Полвека спустя поражает то, что, несмотря на две войны и несколько революций, язык, на котором изъяснялись в определенных кругах, так мало изменился. Значит ли это, что он неразрывно связан с определенным образом жизни и передается по наследству точно так же, как имущество и амбиции? Чтобы его услышать, достаточно заставить заговорить нынешних щеголей, — не надо менять ни одного слова, ни единой интонации. Любопытно, что Ириб, так мечтавший стать горожанином, по духу своему был перекати-поле. Поэтому операция по «опариживанию» не сразу дала свои плоды. Именно об этом и пишет Пуаре: «Надо же было такому случиться, что Ирибу понадобились деньги. Я заплатил ему некую сумму за первые рисунки, и он исчез. Мне показалось, что он не возвращался довольно долго. Я забыл спросить у него его адрес. Когда он принес мне кроки, я был в восторге от того, как он понял и интерпретировал мои модели, и попросил его побыстрее закончить работу… И прежде всего, сказал я ему, дайте мне ваш адрес, чтобы я мог писать вам. Он ответил мне, что у него нет постоянного адреса в Париже, но что он каждое утро завтракает у госпожи Л. Получив новый аванс, он снова удрал. На сей раз мне удалось с большим трудом отыскать его и добиться от него окончания работы. Помнится, мне даже пришлось прибегнуть к серьезным угрозам… Наконец он прислал мне последние оригиналы, и работу можно было сдавать в типографию». Нам известен этот труд, находящийся сегодня в библиотеках артистов и любителей искусства. Он называется «Платья Поля Пуаре, глазами Поля Ириба» (1908 год). Каждой государыне Европы был адресован один экземпляр. Все положительно отнеслись к великолепному подарку, за исключением английской королевы, которая вернула его отправителю с письмом своей статс-дамы, где модельера просили впредь воздерживаться от подобных посылок…

Ириб без гроша в кармане, Ириб без постоянного места жительства, ожидающий авансов, чтобы отправиться в богатые кварталы, где им восхищалась и где его кормила госпожа Д., — все в этом описании вызывает противоречивые чувства. Кто он на самом деле, соблазнитель или жиголо?
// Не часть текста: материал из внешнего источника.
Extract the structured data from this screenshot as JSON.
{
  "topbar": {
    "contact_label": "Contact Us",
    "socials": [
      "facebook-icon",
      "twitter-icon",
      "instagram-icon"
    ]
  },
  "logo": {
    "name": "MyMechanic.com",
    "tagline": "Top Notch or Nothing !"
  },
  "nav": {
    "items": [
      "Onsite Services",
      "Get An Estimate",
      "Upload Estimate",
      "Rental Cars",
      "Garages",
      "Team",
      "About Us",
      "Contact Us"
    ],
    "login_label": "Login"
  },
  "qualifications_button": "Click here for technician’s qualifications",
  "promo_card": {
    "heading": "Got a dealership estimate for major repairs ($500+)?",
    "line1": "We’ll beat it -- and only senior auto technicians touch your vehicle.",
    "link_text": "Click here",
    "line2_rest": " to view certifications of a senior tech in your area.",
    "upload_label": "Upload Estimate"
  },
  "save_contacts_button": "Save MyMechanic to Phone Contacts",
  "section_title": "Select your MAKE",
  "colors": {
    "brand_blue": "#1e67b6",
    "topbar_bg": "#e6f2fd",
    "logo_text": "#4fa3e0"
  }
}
Только оформив свое сотрудничество с Кокто как ассоциацию, Ириб окончательно приобрел прочное положение в Париже. В 1914 году они вместе создали «Мо», отойдя таким образом от обычной журналистики, чтобы испробовать новую, пока еще мало изведанную форму «шикарной» журналистики, где главное место отводилось рисунку. Два года ученичества, проведенные среди типографских рабочих, принесли свои плоды: Ириб был несравненным специалистом. Оформление «Мо» явилось событием. Помешала война. Она лишила «Мо» всякой надежды на выживание. Год спустя газета перестала выходить. Но для Ириба наступил поворот в карьере. Роскошь во всех ее проявлениях становилась единственной его заботой, и это несмотря на то, что наступивший мир не только не стал новым золотым веком, но и явился его отрицанием. Европа удовольствий была мертва? Париж такой, каким он представал на страницах «Мо», не существовал? Неважно! Единственный в своем роде, Ириб, любивший только богатство, искал спасения в отрицании реалий времени. Это не помешало ему числиться среди лучших творцов форм и материй тех лет. Ибо ему удалось сделать невозможное: он создавал мебель, ткани, ковры, украшения, категорически отказываясь приносить жертвы принципу геометрического упрощения, столь привлекавшего его современников[115]. Он не мог смириться с тем, что искусство посредством и ради роскоши потеряло свою привлекательность. Что касается изменений, происшедших с Парижем, потери Францией «морального контроля над миром»[116], он не хотел их признавать. Ириб тосковал по «французскому величию», даже если внешне оно принимало формы самые ничтожные. Роскошь была для него национальным достоянием, которым ни в коем случае нельзя было делиться, и он находил символическую ценность в любом творении ремесленника. Одежда, украшения, прически, вышивки, всякого рода аксессуары — неважно что, главное, чтобы в них была прелесть, — являлись частью национального престижа, и он был их воинствующим хранителем. Отсюда — до того, чтобы считать элегантность символом определенного образа мыслей (разумеется, высших классов) и врожденным качеством (подразумевалось, что она недоступна людям скромного положения, могущим претендовать только на шик), оставался всего один шаг. Этот шаг был с легкостью сделан как в раз в то время, когда начиналась его идиллия с Габриэль.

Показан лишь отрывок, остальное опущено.